Olympic champion skier Jessie Diggins said Wednesday she and a friend were nearly run over and killed by an angry motorist while dryland training over the weekend a few miles from her home in Afton.
Olympian Jessie Diggins says angry driver nearly killed her as she roller-skied in Afton
"He could have killed us," Diggins said. Driver has yet to be cited; authorities tell the gold medalist the man apologized.
Diggins said in a posting on her blog that she and her Stillwater High School coach, Kris Hansen, were roller-skiing single file Sunday morning and left plenty of room for any approaching vehicle when an SUV "buzzed us so close that I was rocked sideways from the wind."
"He could have killed us," Diggins said in a telephone interview Wednesday. "You can't take it back, a moment of road rage."
Diggins also said she understands why the driver hasn't been charged, given that no police officer came to the scene, but "nothing but a verbal warning for almost hitting someone?"
What unfolded on westbound 15th Street S. roughly a third of the way into a 3¼-hour workout, the 27-year-old cross-country gold medalist wrote, was "the most incredible display of aggressive bullying and 'I'm bigger than you and I'm in [an] SUV so I'm going to harass you' that I've ever seen in person."
Diggins said that after the SUV passed them, it stopped on the straight stretch of road with a hill ahead in the distance.
"We tried to ski by him, he kept driving on the right side of the road so that we were forced to the middle of the road," she continued. "When we sped up, he sped up. When we slowed down, he came to a stop, blocking us from getting back to the side of the road.
"I knocked on the window a few times shouting that he was going to get us killed, and he flipped me the finger and turned the music up."
Hansen said Wednesday that the man kept his window rolled up and didn't say anything, and "just gave us that one good piece of sign language. ... The sheer maliciousness of the encounter is stunning and so unusual for Afton."
Diggins said she wrote down the license plate number in the dirt as the SUV sped away, and she contacted law enforcement.
"If that guy had been 6 inches closer to us, we would be in the hospital or dead," she wrote. "If a car had come over the top of the hill while he was pushing us to the middle of the road, we'd also be in the hospital or dead."

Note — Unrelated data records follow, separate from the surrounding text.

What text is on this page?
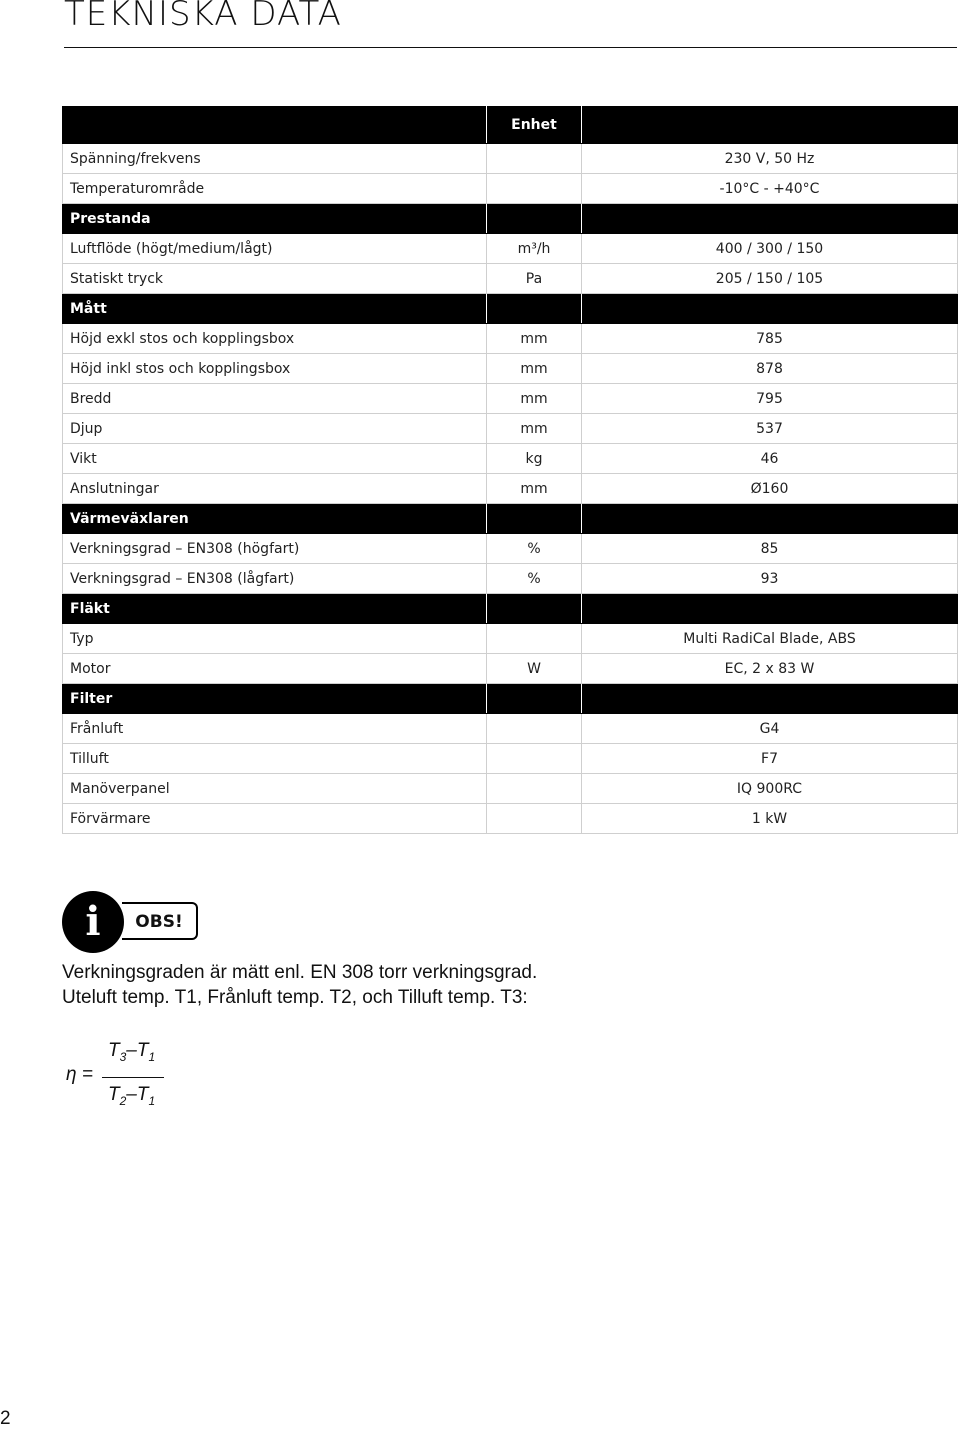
TEKNISKA DATA
	Enhet	
Spänning/frekvens		230 V, 50 Hz
Temperaturområde		-10°C - +40°C
Prestanda		
Luftflöde (högt/medium/lågt)	m³/h	400 / 300 / 150
Statiskt tryck	Pa	205 / 150 / 105
Mått		
Höjd exkl stos och kopplingsbox	mm	785
Höjd inkl stos och kopplingsbox	mm	878
Bredd	mm	795
Djup	mm	537
Vikt	kg	46
Anslutningar	mm	Ø160
Värmeväxlaren		
Verkningsgrad – EN308 (högfart)	%	85
Verkningsgrad – EN308 (lågfart)	%	93
Fläkt		
Typ		Multi RadiCal Blade, ABS
Motor	W	EC, 2 x 83 W
Filter		
Frånluft		G4
Tilluft		F7
Manöverpanel		IQ 900RC
Förvärmare		1 kW
i	OBS!
Verkningsgraden är mätt enl. EN 308 torr verkningsgrad.
Uteluft temp. T1, Frånluft temp. T2, och Tilluft temp. T3:
η =
$T_3-T_1$
$T_2-T_1$
2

A Washington County sheriff's deputy reached Diggins by phone, she said, and "the officer let the man know how not OK it was — and it's illegal to pass … without 3 feet of space in Minnesota. The officer assured me that the man had apologized."
Sheriff's Sgt. Lonnie Van Klei said Wednesday that the encounter remains under investigation, and "at this point, there has not been a citation issued."
A message was left with the motorist, 37-year-old George G. Frost, of St. Marys Point, seeking comment about the incident.
The public incident report filed by Deputy Jason Stafne said he went to Frost's home, where the man's wife said this "sounded out of his character." Stafne left Frost a voicemail message and relayed Diggins' concerns about the incident.
"I just want him to know that's not acceptable," Diggins said Wednesday, just back from surveying the scene to reinforce her belief that the driver had plenty of room to get by.
She ended her blog post on a positive note, recalling when on the same day "one person passed with their windows rolled down, cheering for us and waving. Another slowed down to shout 'good job!!!' as they went by. Everyone else passed with what felt like 5 feet of space, and I felt so safe in my hometown. Let's keep it that way!"